India’s most populous state bans deadly gutka chewing tobacco
April 05, 2013
Uttar Pradesh, India’s most populous state with more than 200 million residents, has become the country’s latest state to begin implementing the ban on the sale of gutka, a deadly form of chewing tobacco that is fueling an oral cancer epidemic. This action follows the Supreme Court’s denial of a tobacco industry petition to stay implementation of the ban.
Altogether, 23 of India’s 28 states and five of seven union territories have now joined the fast-growing movement to ban gutka. It represents significant progress to reduce the nearly one million deaths caused by tobacco use in India each year.

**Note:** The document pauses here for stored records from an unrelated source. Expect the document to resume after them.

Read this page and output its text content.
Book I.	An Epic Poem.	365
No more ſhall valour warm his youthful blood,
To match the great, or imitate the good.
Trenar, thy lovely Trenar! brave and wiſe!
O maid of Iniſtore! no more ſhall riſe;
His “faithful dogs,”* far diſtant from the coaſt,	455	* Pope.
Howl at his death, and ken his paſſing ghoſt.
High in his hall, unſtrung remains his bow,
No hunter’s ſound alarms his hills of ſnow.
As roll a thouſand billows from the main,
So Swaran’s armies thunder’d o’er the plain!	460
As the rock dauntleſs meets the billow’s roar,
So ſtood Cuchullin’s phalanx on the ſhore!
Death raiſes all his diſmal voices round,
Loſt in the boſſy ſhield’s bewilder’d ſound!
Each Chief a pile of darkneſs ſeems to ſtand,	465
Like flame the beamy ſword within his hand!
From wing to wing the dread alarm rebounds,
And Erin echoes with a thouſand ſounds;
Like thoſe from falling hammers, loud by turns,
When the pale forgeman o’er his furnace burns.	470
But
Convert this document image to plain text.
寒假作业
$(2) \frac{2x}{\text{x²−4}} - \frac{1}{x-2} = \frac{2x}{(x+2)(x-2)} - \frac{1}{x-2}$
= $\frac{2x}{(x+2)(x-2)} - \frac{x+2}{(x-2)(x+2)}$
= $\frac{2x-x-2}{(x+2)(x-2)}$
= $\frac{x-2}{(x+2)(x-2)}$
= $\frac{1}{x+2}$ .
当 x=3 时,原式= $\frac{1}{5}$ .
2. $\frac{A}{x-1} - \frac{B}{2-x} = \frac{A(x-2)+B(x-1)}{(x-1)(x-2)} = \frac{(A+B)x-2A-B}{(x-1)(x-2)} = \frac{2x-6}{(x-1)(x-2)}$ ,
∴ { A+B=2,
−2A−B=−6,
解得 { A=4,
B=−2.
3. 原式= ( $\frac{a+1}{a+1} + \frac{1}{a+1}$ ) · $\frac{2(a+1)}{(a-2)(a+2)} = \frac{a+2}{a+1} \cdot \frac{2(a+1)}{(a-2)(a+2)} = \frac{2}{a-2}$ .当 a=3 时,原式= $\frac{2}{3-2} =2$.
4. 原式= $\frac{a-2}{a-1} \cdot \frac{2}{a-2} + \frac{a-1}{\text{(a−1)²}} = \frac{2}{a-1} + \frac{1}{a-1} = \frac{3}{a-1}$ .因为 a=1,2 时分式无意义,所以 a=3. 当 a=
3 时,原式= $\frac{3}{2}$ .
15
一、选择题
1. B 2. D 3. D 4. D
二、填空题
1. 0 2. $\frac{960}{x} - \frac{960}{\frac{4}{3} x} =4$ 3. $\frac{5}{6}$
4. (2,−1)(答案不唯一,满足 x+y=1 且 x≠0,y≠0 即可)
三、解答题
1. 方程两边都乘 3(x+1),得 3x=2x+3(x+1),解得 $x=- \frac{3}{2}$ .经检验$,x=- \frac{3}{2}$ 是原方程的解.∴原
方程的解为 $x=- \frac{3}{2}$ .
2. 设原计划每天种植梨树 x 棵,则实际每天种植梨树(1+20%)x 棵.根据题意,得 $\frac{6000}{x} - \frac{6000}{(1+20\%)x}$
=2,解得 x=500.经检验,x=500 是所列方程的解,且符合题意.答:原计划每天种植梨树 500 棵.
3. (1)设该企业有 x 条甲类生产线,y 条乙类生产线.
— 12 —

Adding to the momentum, the Indian Supreme Court this week directed the remaining states and territories to implement the gutka ban and to explain why they had not yet complied with previous court orders and national regulations requiring implementation. The high court also directed the states and territories that had already passed orders to implement the ban to file reports on implementation efforts, an important step to ensure the bans are enforced.
A mix of tobacco flavored with spices and sweeteners, gutka is sold in cheap, colorful packets and is the main reason why India has come to be known as the oral cancer capital of the world. The country has 86 percent of the world’s oral cancer cases and faces nearly 80,000 new cases each year.
Though successful implementation remains key to curbing India’s tobacco epidemic, the gutka bans now protect more than 975 million Indians from this deadly product, comprising approximately 80 percent of the country’s population.
The campaign to ban gutka and reduce tobacco’s deadly toll in India has been led by Voice of Tobacco Victims, a movement that has mobilized cancer patients and their doctors across the country. They have made tobacco victims, especially oral cancer sufferers, the face of the fight against tobacco in India.